In Siberia, the region of Russia known as Yakutsk had temperatures drop to minus 50 degrees Celsius this week. Siberia is considered to be the coldest place on earth. The temperature frequently drops considerably below minus 40 in the mining city, which is approximately 5,000 kilometres east of Moscow. The city, however, broke all previous records this week as the temperature dropped to -50 degrees.
“You can’t fight it. You can suffer if you don’t adjust and dress appropriately ” a local named Anastasia Gruzdeva.
“In the city, you don’t really feel the cold. Perhaps your brain simply tells you everything is normal as a way to prepare you for it “She continued.
There are no special techniques for surviving the cold, according to Nurgusun Starostina, another local. “Just dress warmly. Layer by layer, like a cabbage!” she said.
Many locals were concerned that the city’s energy infrastructure would possibly be impacted by the bitterly cold winters.

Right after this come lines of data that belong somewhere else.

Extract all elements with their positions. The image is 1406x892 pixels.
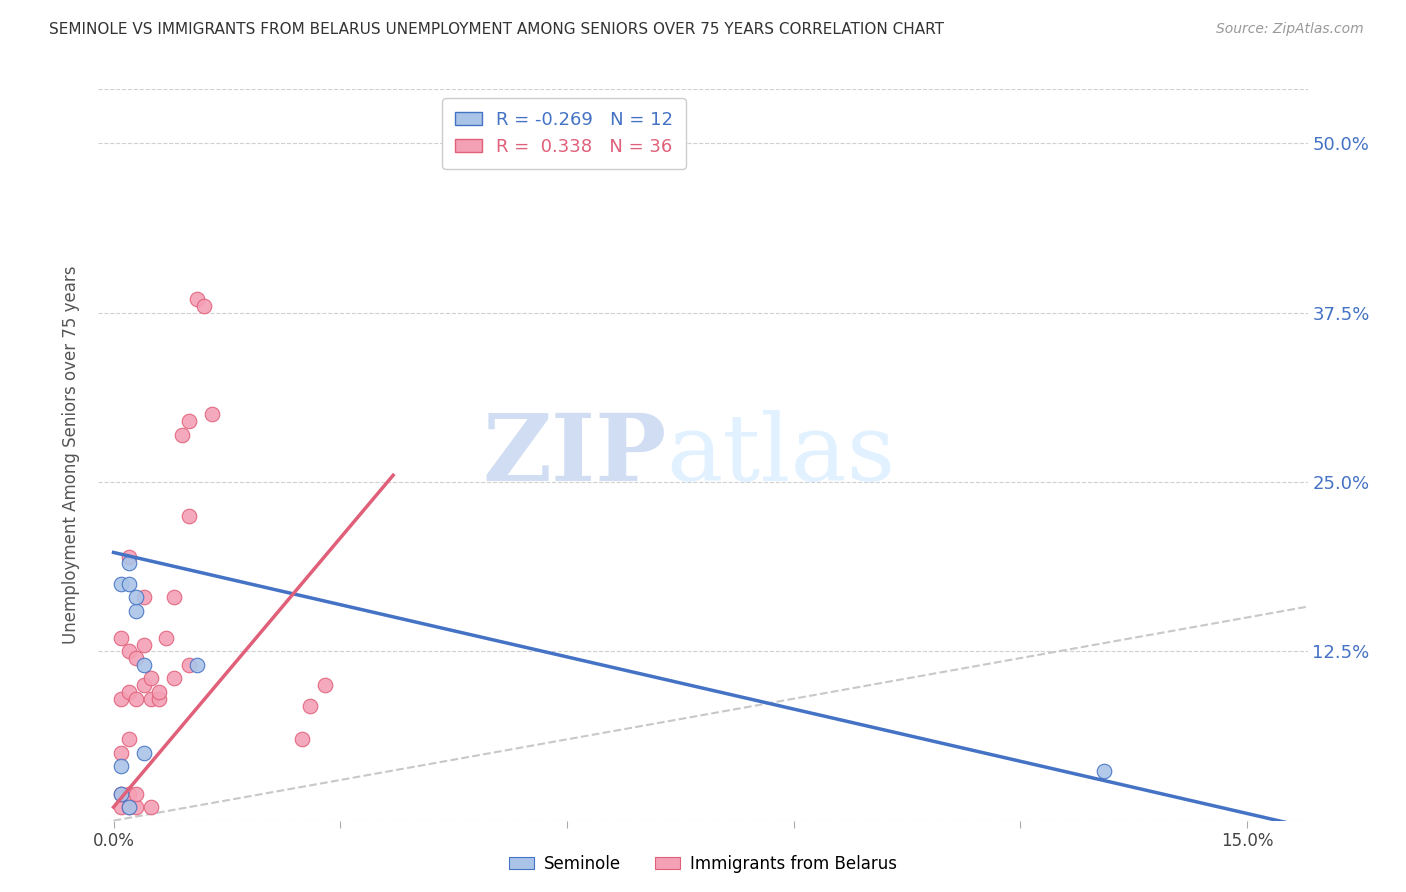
Point bbox=[118, 732, 141, 747]
Point bbox=[110, 800, 132, 814]
Y-axis label: Unemployment Among Seniors over 75 years: Unemployment Among Seniors over 75 years bbox=[62, 266, 80, 644]
Point bbox=[291, 732, 314, 747]
Point bbox=[132, 638, 155, 652]
Point bbox=[163, 672, 186, 686]
Point bbox=[110, 576, 132, 591]
Point bbox=[110, 759, 132, 773]
Text: ZIP: ZIP bbox=[482, 410, 666, 500]
Point bbox=[299, 698, 322, 713]
Point bbox=[179, 414, 201, 428]
Point bbox=[118, 800, 141, 814]
Point bbox=[118, 549, 141, 564]
Point bbox=[148, 691, 170, 706]
Point bbox=[201, 407, 224, 421]
Point bbox=[118, 556, 141, 570]
Point bbox=[193, 299, 215, 313]
Point bbox=[110, 787, 132, 801]
Point bbox=[170, 427, 193, 442]
Point bbox=[110, 631, 132, 645]
Point bbox=[125, 800, 148, 814]
Point bbox=[314, 678, 336, 692]
Point bbox=[186, 292, 208, 306]
Point bbox=[179, 508, 201, 523]
Point bbox=[141, 672, 163, 686]
Point bbox=[118, 644, 141, 658]
Point bbox=[125, 787, 148, 801]
Legend: Seminole, Immigrants from Belarus: Seminole, Immigrants from Belarus bbox=[502, 848, 904, 880]
Point bbox=[110, 691, 132, 706]
Point bbox=[155, 631, 177, 645]
Point bbox=[125, 691, 148, 706]
Text: SEMINOLE VS IMMIGRANTS FROM BELARUS UNEMPLOYMENT AMONG SENIORS OVER 75 YEARS COR: SEMINOLE VS IMMIGRANTS FROM BELARUS UNEM… bbox=[49, 22, 945, 37]
Point bbox=[132, 746, 155, 760]
Point bbox=[118, 800, 141, 814]
Point bbox=[186, 657, 208, 672]
Legend: R = -0.269   N = 12, R =  0.338   N = 36: R = -0.269 N = 12, R = 0.338 N = 36 bbox=[441, 98, 686, 169]
Point bbox=[132, 678, 155, 692]
Point bbox=[118, 685, 141, 699]
Point bbox=[132, 657, 155, 672]
Text: atlas: atlas bbox=[666, 410, 896, 500]
Point bbox=[132, 590, 155, 604]
Point bbox=[110, 787, 132, 801]
Point bbox=[125, 590, 148, 604]
Point bbox=[163, 590, 186, 604]
Point bbox=[118, 576, 141, 591]
Point bbox=[179, 657, 201, 672]
Point bbox=[125, 651, 148, 665]
Point bbox=[148, 685, 170, 699]
Point bbox=[1092, 764, 1115, 778]
Point bbox=[110, 746, 132, 760]
Point bbox=[118, 787, 141, 801]
Point bbox=[125, 604, 148, 618]
Point bbox=[141, 691, 163, 706]
Point bbox=[141, 800, 163, 814]
Text: Source: ZipAtlas.com: Source: ZipAtlas.com bbox=[1216, 22, 1364, 37]
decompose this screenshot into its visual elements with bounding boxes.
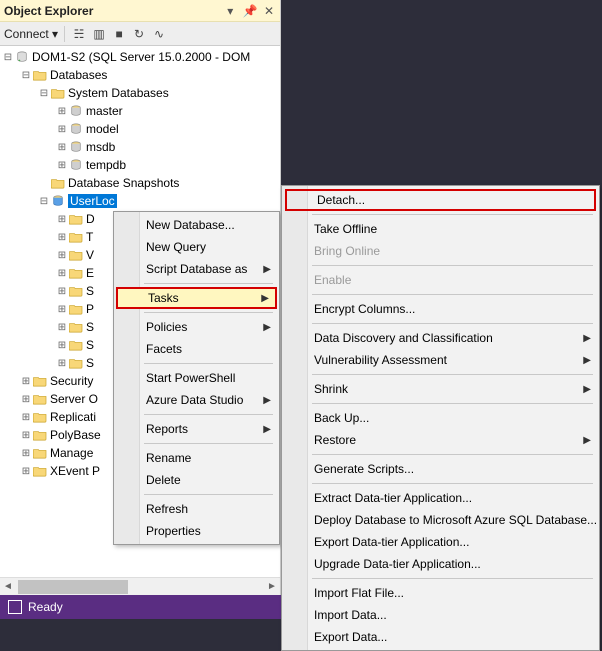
- submenu-arrow-icon: ▶: [263, 395, 271, 406]
- scroll-right-icon[interactable]: ►: [264, 581, 280, 592]
- submenu-arrow-icon: ▶: [583, 435, 591, 446]
- context-menu-database: New Database... New Query Script Databas…: [113, 211, 280, 545]
- tree-msdb-node[interactable]: ⊞msdb: [0, 138, 280, 156]
- panel-toolbar: Connect ▾ ☵ ▥ ■ ↻ ∿: [0, 22, 280, 46]
- menu-enable: Enable: [284, 269, 597, 291]
- menu-start-powershell[interactable]: Start PowerShell: [116, 367, 277, 389]
- menu-new-query[interactable]: New Query: [116, 236, 277, 258]
- expand-icon[interactable]: ⊞: [56, 286, 68, 297]
- menu-restore[interactable]: Restore▶: [284, 429, 597, 451]
- menu-backup[interactable]: Back Up...: [284, 407, 597, 429]
- context-menu-tasks: Detach... Take Offline Bring Online Enab…: [281, 185, 600, 651]
- expand-icon[interactable]: ⊞: [20, 430, 32, 441]
- expand-icon[interactable]: ⊞: [56, 250, 68, 261]
- menu-take-offline[interactable]: Take Offline: [284, 218, 597, 240]
- horizontal-scrollbar[interactable]: ◄ ►: [0, 577, 280, 595]
- scroll-left-icon[interactable]: ◄: [0, 581, 16, 592]
- menu-refresh[interactable]: Refresh: [116, 498, 277, 520]
- toolbar-group-icon[interactable]: ▥: [91, 26, 107, 42]
- menu-properties[interactable]: Properties: [116, 520, 277, 542]
- expand-icon[interactable]: ⊞: [56, 268, 68, 279]
- menu-deploy-azure[interactable]: Deploy Database to Microsoft Azure SQL D…: [284, 509, 597, 531]
- expand-icon[interactable]: ⊞: [20, 376, 32, 387]
- tree-snapshots-node[interactable]: Database Snapshots: [0, 174, 280, 192]
- expand-icon[interactable]: ⊞: [56, 232, 68, 243]
- tree-databases-node[interactable]: ⊟Databases: [0, 66, 280, 84]
- menu-azure-data-studio[interactable]: Azure Data Studio▶: [116, 389, 277, 411]
- close-icon[interactable]: ✕: [262, 4, 276, 18]
- menu-facets[interactable]: Facets: [116, 338, 277, 360]
- expand-icon[interactable]: ⊞: [56, 142, 68, 153]
- expand-icon[interactable]: ⊞: [56, 124, 68, 135]
- tree-model-node[interactable]: ⊞model: [0, 120, 280, 138]
- collapse-icon[interactable]: ⊟: [38, 88, 50, 99]
- submenu-arrow-icon: ▶: [261, 293, 269, 304]
- menu-data-discovery[interactable]: Data Discovery and Classification▶: [284, 327, 597, 349]
- status-icon: [8, 600, 22, 614]
- status-bar: Ready: [0, 595, 281, 619]
- tree-tempdb-node[interactable]: ⊞tempdb: [0, 156, 280, 174]
- toolbar-stop-icon[interactable]: ■: [111, 26, 127, 42]
- expand-icon[interactable]: ⊞: [56, 304, 68, 315]
- pin-icon[interactable]: 📌: [243, 4, 257, 18]
- connect-button[interactable]: Connect ▾: [4, 27, 58, 41]
- menu-generate-scripts[interactable]: Generate Scripts...: [284, 458, 597, 480]
- tree-userlock-node[interactable]: ⊟UserLoc: [0, 192, 280, 210]
- submenu-arrow-icon: ▶: [583, 333, 591, 344]
- expand-icon[interactable]: ⊞: [56, 160, 68, 171]
- expand-icon[interactable]: ⊞: [56, 340, 68, 351]
- menu-tasks[interactable]: Tasks▶: [116, 287, 277, 309]
- menu-bring-online: Bring Online: [284, 240, 597, 262]
- tree-master-node[interactable]: ⊞master: [0, 102, 280, 120]
- toolbar-refresh-icon[interactable]: ↻: [131, 26, 147, 42]
- expand-icon[interactable]: ⊞: [20, 466, 32, 477]
- menu-import-data[interactable]: Import Data...: [284, 604, 597, 626]
- menu-vulnerability-assessment[interactable]: Vulnerability Assessment▶: [284, 349, 597, 371]
- menu-script-database[interactable]: Script Database as▶: [116, 258, 277, 280]
- menu-shrink[interactable]: Shrink▶: [284, 378, 597, 400]
- menu-reports[interactable]: Reports▶: [116, 418, 277, 440]
- menu-extract-datatier[interactable]: Extract Data-tier Application...: [284, 487, 597, 509]
- submenu-arrow-icon: ▶: [263, 424, 271, 435]
- menu-upgrade-datatier[interactable]: Upgrade Data-tier Application...: [284, 553, 597, 575]
- expand-icon[interactable]: ⊞: [56, 106, 68, 117]
- submenu-arrow-icon: ▶: [583, 384, 591, 395]
- menu-delete[interactable]: Delete: [116, 469, 277, 491]
- expand-icon[interactable]: ⊞: [20, 448, 32, 459]
- submenu-arrow-icon: ▶: [583, 355, 591, 366]
- menu-rename[interactable]: Rename: [116, 447, 277, 469]
- collapse-icon[interactable]: ⊟: [20, 70, 32, 81]
- menu-import-flat-file[interactable]: Import Flat File...: [284, 582, 597, 604]
- menu-export-data[interactable]: Export Data...: [284, 626, 597, 648]
- menu-new-database[interactable]: New Database...: [116, 214, 277, 236]
- menu-policies[interactable]: Policies▶: [116, 316, 277, 338]
- menu-encrypt-columns[interactable]: Encrypt Columns...: [284, 298, 597, 320]
- panel-title-icons: ▾ 📌 ✕: [221, 4, 276, 18]
- expand-icon[interactable]: ⊞: [56, 358, 68, 369]
- submenu-arrow-icon: ▶: [263, 322, 271, 333]
- toolbar-filter-icon[interactable]: ☵: [71, 26, 87, 42]
- toolbar-activity-icon[interactable]: ∿: [151, 26, 167, 42]
- expand-icon[interactable]: ⊞: [20, 412, 32, 423]
- menu-export-datatier[interactable]: Export Data-tier Application...: [284, 531, 597, 553]
- expand-icon[interactable]: ⊞: [20, 394, 32, 405]
- menu-detach[interactable]: Detach...: [285, 189, 596, 211]
- tree-sysdb-node[interactable]: ⊟System Databases: [0, 84, 280, 102]
- collapse-icon[interactable]: ⊟: [2, 52, 14, 63]
- submenu-arrow-icon: ▶: [263, 264, 271, 275]
- status-text: Ready: [28, 600, 63, 614]
- scroll-thumb[interactable]: [18, 580, 128, 594]
- expand-icon[interactable]: ⊞: [56, 214, 68, 225]
- collapse-icon[interactable]: ⊟: [38, 196, 50, 207]
- dropdown-icon[interactable]: ▾: [223, 4, 237, 18]
- expand-icon[interactable]: ⊞: [56, 322, 68, 333]
- panel-title: Object Explorer: [4, 4, 221, 18]
- panel-title-bar: Object Explorer ▾ 📌 ✕: [0, 0, 280, 22]
- tree-server-node[interactable]: ⊟DOM1-S2 (SQL Server 15.0.2000 - DOM: [0, 48, 280, 66]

Residents are worried that the city’s energy infrastructure may be impacted because there are no signs that this lengthy winter will end soon.
Pipes are failing, heating systems are breaking, and everything is hard frozen. A resident told that the local government “was not at all prepared for this situation.”
Another alleged that “sewer pipes froze” and “batteries burst in the apartments of numerous occupants.” A “man-made disaster,” according to former deputy mayor of Yakutsk Vladimir Fedorov, is what the temperature has become.